Aegerter: „Es ist schwer zu verstehen, was im Moment passiert. Doch eine solche Erfolgsserie kommt nicht von allein. Das Niveau in der Supersport-WM ist unglaublich gestiegen. Deshalb muss das Gesamtpaket immer auf einem hohen Niveau sein. Wir müssen ruhig bleiben und konzentriert weitermachen, denn es wird Strecken geben, auf denen andere Hersteller vielleicht stärker sind. Wir haben ein Ziel, und das ist der Titelgewinn, und dafür gehen wir unsere Aufgaben Schritt für Schritt an.“ Aegerter liess den erfolgreichen Renntag mit Freunden bei ein paar Cocktails am nahegelegenen Strand ausklingen. „Misano ist der beste Ort, um ein super Wochenende entsprechend abzuschliessen.“
Brenner: Top 10
Das Glück war diese Saison noch nicht auf der Seite von Marcel Brenner (Yamaha), dazu hatte der Berner, der 2021 einen fünften Platz in Barcelona (E) als Bestresultat verbuchen konnte, auch noch Pech; etwa mit dem während der Fahrt ausgelösten Airbag in Aragon (E).
Für Misano war Brenner jedoch hoffnungsvoll und zuversichtlich. Und tatsächlich blühten er und sein italienisches VFT Racing-Team in Italien richtiggehend auf. Nach guten Trainings erkämpfte er sich in der sich in der Superpole den sechsten Startplatz und schuf sich damit beste Voraussetzungen für zwei gute Rennen.

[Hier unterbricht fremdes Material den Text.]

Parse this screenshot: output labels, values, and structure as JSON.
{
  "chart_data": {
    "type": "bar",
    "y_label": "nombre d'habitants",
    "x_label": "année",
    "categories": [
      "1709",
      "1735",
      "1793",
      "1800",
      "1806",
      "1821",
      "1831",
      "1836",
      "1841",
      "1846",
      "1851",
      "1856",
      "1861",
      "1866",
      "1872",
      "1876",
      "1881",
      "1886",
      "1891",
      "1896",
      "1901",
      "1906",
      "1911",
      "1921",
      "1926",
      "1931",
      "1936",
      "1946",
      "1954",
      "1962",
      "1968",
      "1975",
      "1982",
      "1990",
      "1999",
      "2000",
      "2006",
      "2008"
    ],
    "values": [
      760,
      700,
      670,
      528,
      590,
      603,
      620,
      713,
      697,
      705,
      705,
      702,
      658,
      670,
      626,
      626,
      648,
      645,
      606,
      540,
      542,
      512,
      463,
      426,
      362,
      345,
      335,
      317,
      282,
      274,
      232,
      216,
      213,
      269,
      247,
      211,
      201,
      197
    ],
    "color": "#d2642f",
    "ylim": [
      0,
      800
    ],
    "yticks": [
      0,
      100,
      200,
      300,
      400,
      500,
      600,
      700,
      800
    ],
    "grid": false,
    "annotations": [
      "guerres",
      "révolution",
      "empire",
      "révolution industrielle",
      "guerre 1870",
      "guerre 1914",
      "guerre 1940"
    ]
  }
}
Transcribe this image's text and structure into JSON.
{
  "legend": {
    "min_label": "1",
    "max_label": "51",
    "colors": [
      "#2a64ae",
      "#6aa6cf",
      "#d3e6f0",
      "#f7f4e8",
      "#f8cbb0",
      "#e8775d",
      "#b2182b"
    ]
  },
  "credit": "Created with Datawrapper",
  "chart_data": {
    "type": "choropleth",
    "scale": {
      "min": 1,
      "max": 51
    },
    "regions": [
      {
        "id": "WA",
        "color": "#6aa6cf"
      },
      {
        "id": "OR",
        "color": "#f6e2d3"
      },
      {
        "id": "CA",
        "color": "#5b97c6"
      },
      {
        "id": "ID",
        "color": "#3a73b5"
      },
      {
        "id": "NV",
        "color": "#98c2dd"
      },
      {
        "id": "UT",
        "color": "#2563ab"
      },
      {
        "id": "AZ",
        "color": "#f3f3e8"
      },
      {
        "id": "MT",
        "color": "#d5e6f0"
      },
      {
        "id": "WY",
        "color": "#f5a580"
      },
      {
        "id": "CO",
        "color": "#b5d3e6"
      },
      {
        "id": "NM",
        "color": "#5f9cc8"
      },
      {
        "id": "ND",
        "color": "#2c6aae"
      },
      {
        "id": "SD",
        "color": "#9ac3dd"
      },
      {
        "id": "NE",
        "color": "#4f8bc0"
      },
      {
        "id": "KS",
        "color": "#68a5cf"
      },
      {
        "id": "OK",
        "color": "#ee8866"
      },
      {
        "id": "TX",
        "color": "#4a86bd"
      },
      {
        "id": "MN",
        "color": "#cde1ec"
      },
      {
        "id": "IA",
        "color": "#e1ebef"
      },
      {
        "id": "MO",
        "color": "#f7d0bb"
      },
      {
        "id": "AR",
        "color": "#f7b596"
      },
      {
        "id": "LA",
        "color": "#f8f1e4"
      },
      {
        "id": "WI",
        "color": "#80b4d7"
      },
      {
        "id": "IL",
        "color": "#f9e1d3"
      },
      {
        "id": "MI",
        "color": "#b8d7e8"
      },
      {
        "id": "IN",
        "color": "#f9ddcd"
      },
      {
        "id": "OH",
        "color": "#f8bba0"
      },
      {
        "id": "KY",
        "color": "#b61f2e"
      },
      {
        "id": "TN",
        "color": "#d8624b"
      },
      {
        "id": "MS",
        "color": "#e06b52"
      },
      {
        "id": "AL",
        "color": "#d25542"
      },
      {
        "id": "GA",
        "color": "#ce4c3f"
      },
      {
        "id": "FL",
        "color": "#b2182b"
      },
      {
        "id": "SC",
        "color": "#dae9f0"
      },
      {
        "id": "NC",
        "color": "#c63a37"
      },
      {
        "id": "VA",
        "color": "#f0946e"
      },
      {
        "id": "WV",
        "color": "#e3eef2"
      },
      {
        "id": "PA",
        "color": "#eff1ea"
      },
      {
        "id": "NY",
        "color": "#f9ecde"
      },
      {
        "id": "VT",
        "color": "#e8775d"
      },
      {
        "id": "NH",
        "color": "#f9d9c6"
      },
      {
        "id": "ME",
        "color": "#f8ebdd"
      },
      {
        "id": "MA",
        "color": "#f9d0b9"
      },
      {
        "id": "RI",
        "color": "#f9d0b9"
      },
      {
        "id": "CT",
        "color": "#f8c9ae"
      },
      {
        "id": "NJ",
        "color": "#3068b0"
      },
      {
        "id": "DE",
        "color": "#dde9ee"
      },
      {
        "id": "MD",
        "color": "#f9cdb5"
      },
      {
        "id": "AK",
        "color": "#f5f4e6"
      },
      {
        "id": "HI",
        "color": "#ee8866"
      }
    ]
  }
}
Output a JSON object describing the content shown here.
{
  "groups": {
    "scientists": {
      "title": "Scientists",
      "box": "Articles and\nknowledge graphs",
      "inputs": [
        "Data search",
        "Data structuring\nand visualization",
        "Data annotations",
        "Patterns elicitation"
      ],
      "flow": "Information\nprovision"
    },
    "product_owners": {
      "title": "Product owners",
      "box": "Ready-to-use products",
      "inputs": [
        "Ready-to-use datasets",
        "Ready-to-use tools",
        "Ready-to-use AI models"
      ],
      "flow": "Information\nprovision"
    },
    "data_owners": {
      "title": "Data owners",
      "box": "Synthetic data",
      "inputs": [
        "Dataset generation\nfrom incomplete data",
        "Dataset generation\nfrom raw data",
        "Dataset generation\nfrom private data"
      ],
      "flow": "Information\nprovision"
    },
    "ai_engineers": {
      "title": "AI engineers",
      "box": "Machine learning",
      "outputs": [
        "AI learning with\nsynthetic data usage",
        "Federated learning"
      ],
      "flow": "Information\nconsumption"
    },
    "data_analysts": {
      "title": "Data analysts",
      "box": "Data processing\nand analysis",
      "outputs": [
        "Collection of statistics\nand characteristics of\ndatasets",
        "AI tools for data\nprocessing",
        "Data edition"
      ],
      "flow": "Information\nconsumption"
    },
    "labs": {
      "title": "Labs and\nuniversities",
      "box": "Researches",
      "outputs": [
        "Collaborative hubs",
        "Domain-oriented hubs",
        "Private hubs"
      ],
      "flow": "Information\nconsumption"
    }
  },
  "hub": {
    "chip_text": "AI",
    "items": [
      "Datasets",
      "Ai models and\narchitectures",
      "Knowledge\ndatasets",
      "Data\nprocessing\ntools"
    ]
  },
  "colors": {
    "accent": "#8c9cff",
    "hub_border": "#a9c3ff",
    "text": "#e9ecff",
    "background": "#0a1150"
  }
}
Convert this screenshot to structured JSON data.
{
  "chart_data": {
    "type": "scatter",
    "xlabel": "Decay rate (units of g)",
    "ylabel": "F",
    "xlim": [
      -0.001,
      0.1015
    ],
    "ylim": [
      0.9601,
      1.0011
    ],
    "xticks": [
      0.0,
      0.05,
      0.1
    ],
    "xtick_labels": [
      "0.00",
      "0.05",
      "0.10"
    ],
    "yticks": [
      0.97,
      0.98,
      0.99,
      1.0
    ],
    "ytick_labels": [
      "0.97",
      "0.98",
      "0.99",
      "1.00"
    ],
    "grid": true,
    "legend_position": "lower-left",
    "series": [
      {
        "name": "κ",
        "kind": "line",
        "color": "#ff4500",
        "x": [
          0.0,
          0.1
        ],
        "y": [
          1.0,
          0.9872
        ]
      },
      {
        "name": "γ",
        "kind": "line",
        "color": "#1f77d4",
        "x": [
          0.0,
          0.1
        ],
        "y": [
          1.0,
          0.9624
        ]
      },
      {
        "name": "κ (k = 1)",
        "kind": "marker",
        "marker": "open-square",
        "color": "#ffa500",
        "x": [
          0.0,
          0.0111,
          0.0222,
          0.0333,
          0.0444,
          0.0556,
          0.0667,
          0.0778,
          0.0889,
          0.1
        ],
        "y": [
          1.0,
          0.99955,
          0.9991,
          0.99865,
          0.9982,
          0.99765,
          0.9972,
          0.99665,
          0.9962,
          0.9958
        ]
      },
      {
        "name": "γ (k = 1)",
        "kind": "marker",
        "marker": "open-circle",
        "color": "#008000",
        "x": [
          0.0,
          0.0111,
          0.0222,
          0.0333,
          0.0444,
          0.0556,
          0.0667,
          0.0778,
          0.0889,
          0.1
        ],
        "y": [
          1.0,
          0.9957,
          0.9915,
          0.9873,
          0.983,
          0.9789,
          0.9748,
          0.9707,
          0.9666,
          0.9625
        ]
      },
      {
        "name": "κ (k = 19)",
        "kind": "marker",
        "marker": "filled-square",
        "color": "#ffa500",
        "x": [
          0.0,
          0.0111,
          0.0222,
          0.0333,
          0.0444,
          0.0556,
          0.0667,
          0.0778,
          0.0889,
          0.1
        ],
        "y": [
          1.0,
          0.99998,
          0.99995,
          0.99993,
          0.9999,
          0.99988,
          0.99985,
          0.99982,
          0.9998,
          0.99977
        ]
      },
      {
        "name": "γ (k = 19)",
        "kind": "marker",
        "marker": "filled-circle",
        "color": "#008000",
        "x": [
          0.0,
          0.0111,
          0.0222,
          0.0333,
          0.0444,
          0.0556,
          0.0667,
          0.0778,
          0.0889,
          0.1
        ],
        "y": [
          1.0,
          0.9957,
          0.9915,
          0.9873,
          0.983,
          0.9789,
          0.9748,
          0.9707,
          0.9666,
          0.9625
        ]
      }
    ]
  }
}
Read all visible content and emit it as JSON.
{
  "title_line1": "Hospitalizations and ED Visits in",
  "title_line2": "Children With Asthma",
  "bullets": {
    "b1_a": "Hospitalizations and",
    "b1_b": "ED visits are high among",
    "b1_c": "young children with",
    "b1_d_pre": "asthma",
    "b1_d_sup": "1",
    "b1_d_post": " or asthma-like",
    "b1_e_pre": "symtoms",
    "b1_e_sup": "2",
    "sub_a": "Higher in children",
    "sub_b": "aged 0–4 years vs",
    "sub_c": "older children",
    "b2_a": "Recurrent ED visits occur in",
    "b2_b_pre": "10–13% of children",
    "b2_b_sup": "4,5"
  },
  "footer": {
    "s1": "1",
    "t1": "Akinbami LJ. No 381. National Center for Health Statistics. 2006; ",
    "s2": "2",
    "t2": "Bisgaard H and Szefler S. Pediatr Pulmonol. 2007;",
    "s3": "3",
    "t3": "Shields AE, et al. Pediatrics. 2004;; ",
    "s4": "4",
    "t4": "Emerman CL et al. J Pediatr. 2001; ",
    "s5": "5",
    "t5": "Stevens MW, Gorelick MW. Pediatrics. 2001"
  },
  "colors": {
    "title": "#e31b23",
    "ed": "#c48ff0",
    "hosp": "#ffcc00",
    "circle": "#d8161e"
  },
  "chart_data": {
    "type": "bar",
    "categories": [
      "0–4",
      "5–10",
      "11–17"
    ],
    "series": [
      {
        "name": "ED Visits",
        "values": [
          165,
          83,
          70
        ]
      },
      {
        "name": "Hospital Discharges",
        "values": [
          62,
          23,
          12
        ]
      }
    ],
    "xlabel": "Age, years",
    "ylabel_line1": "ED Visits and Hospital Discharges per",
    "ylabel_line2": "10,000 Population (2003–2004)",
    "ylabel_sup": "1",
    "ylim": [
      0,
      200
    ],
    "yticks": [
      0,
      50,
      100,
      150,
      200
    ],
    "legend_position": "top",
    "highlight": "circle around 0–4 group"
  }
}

In Rennen 1 verlor der 24-Jährige beim Start aus Reihe 2 eine Position. Brenner fand aber sofort in einen guten Rhythmus und konnte das hohe Tempo und seine Position lange Zeit halten. Als nach sechs Runden Stefano Manzi (Triumph) vorbeizog, konnte Brenner zunächst kontern, doch der Italiener holte sich Rang 7 zurück. Brenner: „Wenig später bremste er früher als üblich und ich wäre ihm fast ins Heck gekracht. Ich musste einen grossen Umweg fahren und verlor zwei Plätze.“ Brenner fuhr in der Folge ein einsames Rennen, landete mit Rang 9 aber das erste Top-10-Resultat der Saison. „Ein sehr erfreuliches Ergebnis, wenn man bedenkt, wo wir in den letzten Rennen herumgekurvt sind“, strahlte Brenner
In Rennen 2 reihte sich Brenner an neunter Position ein und war lange mitten im Kampf um die letzten Top-10-Plätze. „Doch dann wurde es immer schwieriger, mit ordentlichem Schwung durch die Kurven zu kommen.“ Brenner konnte das Tempo nicht mehr halten und wurde in den letzten Runden bis auf Rang 13 verdrängt. „Ich bin mit den Fortschritten zufrieden, doch wir müssen weiter an diesem Schwachpunkt arbeiten. Mitte Juli will ich in Donington wieder an das Niveau vom ersten Rennen anknüpfen.“
Resultate Supersport-WM, Misano (I)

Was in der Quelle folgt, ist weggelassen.